Böblingen (dpa / lsw) – The collective bargaining for the approximately one million employees in the metal and electrical industry in the southwest will go into the third round on Thursday in Böblingen (1 p.m.). The district manager of IG Metall, Roman Zitzelsberger, asked the employers’ association Südwestmetall to submit an offer. “So far they have not used the peace obligation. However, I fear that we will not come to an agreement. That is why we have prepared intensively for warning strikes.”

Zitzelsberger said that the goal was clear: “We need a good result quickly for the sustainable stabilization of the purchasing power of employees.” In the industry with almost four million employees nationwide, the peace obligation expires on Friday. From Saturday, warning strikes are possible, for example, at car manufacturers, machine builders or other metal companies. The action plans of IG Metall, which is demanding 8.0 percent more money, are already in full swing. The first shifts could be canceled as early as Saturday night (October 29th).

Before that, however, the regional negotiators in the tariff areas of Bavaria, the coast and the center (Hesse, Rhineland-Palatinate, Saarland) will also meet in addition to the south-west for the third round.
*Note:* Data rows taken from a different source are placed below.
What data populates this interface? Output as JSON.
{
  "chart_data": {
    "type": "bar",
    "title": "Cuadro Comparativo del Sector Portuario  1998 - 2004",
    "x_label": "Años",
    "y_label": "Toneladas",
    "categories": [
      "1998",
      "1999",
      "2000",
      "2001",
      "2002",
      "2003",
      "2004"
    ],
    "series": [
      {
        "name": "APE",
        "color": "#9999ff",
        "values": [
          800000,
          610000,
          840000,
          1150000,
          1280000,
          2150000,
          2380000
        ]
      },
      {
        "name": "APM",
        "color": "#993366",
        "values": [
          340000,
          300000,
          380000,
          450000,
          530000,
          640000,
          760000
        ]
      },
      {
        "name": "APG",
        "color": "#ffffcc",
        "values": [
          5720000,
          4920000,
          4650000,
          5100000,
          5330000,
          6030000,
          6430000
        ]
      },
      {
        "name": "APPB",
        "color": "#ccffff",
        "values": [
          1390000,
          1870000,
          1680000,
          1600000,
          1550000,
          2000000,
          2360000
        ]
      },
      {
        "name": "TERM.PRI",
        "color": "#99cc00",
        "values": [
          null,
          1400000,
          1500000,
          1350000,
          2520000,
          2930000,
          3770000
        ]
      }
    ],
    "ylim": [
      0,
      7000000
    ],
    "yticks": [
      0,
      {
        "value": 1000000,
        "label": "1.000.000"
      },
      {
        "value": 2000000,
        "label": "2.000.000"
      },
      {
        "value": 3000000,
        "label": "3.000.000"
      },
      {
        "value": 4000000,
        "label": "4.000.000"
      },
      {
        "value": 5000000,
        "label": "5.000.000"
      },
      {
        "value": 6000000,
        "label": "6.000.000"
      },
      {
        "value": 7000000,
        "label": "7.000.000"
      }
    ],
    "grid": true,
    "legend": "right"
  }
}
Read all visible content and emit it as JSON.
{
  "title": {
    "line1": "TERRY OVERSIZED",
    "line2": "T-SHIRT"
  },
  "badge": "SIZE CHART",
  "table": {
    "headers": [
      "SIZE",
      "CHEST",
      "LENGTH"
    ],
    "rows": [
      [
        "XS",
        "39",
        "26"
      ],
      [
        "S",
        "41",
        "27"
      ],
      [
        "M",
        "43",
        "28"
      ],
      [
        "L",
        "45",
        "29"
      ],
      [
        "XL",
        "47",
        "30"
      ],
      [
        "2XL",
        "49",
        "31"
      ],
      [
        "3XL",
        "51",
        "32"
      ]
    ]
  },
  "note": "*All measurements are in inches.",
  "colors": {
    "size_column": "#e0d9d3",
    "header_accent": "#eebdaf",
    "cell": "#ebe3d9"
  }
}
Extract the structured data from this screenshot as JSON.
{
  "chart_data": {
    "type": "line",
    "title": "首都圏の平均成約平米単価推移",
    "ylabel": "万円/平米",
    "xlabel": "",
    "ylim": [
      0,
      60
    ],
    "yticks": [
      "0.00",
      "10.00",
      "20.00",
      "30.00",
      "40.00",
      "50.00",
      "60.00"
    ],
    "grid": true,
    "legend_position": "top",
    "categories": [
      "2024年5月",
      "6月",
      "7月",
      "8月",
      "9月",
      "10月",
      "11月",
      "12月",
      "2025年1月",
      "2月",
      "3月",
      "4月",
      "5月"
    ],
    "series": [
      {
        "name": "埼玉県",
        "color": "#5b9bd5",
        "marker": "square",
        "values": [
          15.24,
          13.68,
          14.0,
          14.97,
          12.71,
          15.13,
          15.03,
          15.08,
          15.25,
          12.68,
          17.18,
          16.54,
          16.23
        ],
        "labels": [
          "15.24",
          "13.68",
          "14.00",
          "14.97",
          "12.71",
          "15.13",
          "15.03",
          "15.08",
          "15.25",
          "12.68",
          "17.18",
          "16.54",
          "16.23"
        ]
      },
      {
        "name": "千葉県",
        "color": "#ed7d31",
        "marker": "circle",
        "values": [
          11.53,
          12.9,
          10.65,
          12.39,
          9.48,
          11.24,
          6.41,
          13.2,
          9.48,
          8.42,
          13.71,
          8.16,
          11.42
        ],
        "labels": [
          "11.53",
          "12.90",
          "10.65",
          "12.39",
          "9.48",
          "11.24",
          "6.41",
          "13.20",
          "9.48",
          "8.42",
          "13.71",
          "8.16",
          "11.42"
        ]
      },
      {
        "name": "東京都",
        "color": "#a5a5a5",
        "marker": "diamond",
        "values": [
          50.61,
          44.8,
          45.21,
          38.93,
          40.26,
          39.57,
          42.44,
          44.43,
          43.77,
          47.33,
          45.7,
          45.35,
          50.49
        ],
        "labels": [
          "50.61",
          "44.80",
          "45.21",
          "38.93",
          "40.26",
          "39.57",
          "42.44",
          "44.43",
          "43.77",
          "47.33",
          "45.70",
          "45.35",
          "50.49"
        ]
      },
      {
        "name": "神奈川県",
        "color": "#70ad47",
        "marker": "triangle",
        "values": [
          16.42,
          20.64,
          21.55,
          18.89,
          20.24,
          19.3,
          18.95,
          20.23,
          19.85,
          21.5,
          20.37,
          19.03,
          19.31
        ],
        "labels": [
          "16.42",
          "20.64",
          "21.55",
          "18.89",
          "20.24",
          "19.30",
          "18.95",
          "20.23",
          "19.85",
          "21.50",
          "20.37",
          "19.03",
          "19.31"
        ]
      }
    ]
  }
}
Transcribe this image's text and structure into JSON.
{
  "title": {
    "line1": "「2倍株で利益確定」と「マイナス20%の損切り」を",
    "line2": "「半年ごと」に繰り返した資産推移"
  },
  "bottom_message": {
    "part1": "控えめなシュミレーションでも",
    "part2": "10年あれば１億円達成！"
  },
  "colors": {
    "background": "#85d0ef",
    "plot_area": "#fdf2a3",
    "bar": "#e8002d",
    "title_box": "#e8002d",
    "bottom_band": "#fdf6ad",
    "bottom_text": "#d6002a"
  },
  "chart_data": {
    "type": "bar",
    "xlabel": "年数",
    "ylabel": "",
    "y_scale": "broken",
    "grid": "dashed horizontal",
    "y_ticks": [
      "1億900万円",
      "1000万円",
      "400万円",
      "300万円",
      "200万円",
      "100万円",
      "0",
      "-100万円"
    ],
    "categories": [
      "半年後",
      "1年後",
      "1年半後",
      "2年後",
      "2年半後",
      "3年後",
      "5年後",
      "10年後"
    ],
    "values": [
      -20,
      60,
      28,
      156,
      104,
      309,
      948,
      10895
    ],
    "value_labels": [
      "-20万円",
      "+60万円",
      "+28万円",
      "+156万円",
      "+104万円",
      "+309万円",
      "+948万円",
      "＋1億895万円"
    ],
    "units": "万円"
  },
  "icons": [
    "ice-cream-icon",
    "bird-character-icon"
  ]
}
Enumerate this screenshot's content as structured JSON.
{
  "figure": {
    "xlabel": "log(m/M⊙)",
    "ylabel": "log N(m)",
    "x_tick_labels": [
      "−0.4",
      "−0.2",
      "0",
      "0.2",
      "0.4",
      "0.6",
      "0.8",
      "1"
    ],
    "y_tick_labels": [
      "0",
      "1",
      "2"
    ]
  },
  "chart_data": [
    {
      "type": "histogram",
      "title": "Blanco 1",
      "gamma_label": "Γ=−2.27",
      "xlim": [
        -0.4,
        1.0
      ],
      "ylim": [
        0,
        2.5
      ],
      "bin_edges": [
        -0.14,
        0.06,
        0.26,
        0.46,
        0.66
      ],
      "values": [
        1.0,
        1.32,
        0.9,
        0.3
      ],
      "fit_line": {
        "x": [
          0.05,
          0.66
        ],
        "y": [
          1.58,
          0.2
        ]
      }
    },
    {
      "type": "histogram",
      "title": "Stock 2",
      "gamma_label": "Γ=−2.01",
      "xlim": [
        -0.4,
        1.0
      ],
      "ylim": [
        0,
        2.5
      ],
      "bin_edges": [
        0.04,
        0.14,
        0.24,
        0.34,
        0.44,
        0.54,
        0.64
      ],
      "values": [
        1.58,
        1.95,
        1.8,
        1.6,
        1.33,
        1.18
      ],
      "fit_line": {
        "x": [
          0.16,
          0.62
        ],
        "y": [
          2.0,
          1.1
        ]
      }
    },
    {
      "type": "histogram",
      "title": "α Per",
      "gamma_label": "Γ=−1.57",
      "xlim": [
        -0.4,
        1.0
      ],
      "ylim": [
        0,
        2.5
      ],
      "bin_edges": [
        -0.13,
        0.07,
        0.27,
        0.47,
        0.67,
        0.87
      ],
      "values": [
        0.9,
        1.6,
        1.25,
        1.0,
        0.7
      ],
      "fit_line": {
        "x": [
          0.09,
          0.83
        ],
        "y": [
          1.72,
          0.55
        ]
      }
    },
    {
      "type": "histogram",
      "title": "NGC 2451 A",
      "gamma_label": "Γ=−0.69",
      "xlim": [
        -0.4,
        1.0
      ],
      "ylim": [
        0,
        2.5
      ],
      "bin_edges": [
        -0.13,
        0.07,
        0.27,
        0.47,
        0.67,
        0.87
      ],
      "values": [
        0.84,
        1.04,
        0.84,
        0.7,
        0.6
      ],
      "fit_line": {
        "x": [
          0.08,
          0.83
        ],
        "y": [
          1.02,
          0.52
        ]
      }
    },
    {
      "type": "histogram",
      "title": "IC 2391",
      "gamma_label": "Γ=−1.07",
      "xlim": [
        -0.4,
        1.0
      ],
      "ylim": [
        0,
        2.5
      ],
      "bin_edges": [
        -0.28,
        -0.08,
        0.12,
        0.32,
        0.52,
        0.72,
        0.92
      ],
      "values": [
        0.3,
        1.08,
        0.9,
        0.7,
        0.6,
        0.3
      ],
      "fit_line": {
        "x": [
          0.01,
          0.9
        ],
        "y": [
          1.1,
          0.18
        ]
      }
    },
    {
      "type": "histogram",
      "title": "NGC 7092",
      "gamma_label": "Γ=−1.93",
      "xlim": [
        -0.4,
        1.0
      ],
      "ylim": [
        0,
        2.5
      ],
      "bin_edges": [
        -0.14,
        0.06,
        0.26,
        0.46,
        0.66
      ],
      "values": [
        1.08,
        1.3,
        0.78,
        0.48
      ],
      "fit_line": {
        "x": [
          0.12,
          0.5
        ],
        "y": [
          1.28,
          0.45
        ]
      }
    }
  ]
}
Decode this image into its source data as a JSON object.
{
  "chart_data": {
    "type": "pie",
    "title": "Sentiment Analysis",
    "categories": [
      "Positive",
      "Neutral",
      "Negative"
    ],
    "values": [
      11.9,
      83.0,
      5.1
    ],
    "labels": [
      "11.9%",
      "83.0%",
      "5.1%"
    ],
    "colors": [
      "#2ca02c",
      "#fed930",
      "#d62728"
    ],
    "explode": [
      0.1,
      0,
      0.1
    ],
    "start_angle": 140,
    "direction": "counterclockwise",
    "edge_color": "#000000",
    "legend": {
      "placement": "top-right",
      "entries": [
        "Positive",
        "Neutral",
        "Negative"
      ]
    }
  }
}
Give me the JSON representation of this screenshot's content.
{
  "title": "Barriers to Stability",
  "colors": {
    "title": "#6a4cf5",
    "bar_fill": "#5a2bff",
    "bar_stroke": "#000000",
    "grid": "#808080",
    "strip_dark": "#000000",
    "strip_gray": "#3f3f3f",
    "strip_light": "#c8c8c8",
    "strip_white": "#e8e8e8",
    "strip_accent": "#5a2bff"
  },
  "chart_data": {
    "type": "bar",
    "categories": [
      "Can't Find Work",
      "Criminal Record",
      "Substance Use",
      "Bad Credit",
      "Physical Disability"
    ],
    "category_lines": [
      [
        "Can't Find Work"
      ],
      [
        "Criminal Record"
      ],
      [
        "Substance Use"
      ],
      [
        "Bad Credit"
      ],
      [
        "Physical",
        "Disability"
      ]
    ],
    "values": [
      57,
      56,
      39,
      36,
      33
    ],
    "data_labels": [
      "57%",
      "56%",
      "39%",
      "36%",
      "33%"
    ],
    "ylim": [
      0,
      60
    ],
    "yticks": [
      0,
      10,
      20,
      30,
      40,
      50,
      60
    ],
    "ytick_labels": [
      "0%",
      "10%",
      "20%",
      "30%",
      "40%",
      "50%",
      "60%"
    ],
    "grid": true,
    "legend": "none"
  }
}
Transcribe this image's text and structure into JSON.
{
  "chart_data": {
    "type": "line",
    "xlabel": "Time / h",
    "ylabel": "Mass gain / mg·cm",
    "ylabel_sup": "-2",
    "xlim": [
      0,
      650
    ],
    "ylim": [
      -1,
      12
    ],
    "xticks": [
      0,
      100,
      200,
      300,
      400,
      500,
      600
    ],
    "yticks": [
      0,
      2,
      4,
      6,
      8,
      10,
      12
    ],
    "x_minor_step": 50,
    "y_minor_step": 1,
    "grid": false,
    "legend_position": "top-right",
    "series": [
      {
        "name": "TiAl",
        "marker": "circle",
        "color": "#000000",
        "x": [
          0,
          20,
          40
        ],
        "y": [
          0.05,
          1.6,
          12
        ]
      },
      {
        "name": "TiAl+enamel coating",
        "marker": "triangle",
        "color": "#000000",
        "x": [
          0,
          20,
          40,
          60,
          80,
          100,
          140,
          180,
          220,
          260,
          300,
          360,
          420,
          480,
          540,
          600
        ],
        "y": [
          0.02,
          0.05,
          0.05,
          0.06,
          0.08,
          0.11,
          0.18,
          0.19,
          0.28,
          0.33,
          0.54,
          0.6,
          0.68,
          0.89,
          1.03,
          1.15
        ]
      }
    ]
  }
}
Employers are expected to put an initial offer on the table.

Employers in the south-west do not want to orientate themselves towards the end of the chemical and pharmaceutical industry. Südwestmetall’s managing director, Peer-Michael Dick, said the chemical and pharmaceutical industries have achieved significantly higher returns than the metal and electrical industries in recent years. “A degree comparable to that in chemistry, even with deductions, is therefore not affordable for our industry.”

In addition, the chemical and pharmaceutical industry is not so badly affected by the transformation. “Switching from combustion engines to new types of drives costs a lot of money in our industry. That has to be financed first.” IG BCE and chemical and pharmaceutical employers had agreed without strikes on a package of tax-exempt one-off payments and two percentage increases. According to a calculation by the union, there is an average increase of almost 13 percent over a period of 20 months.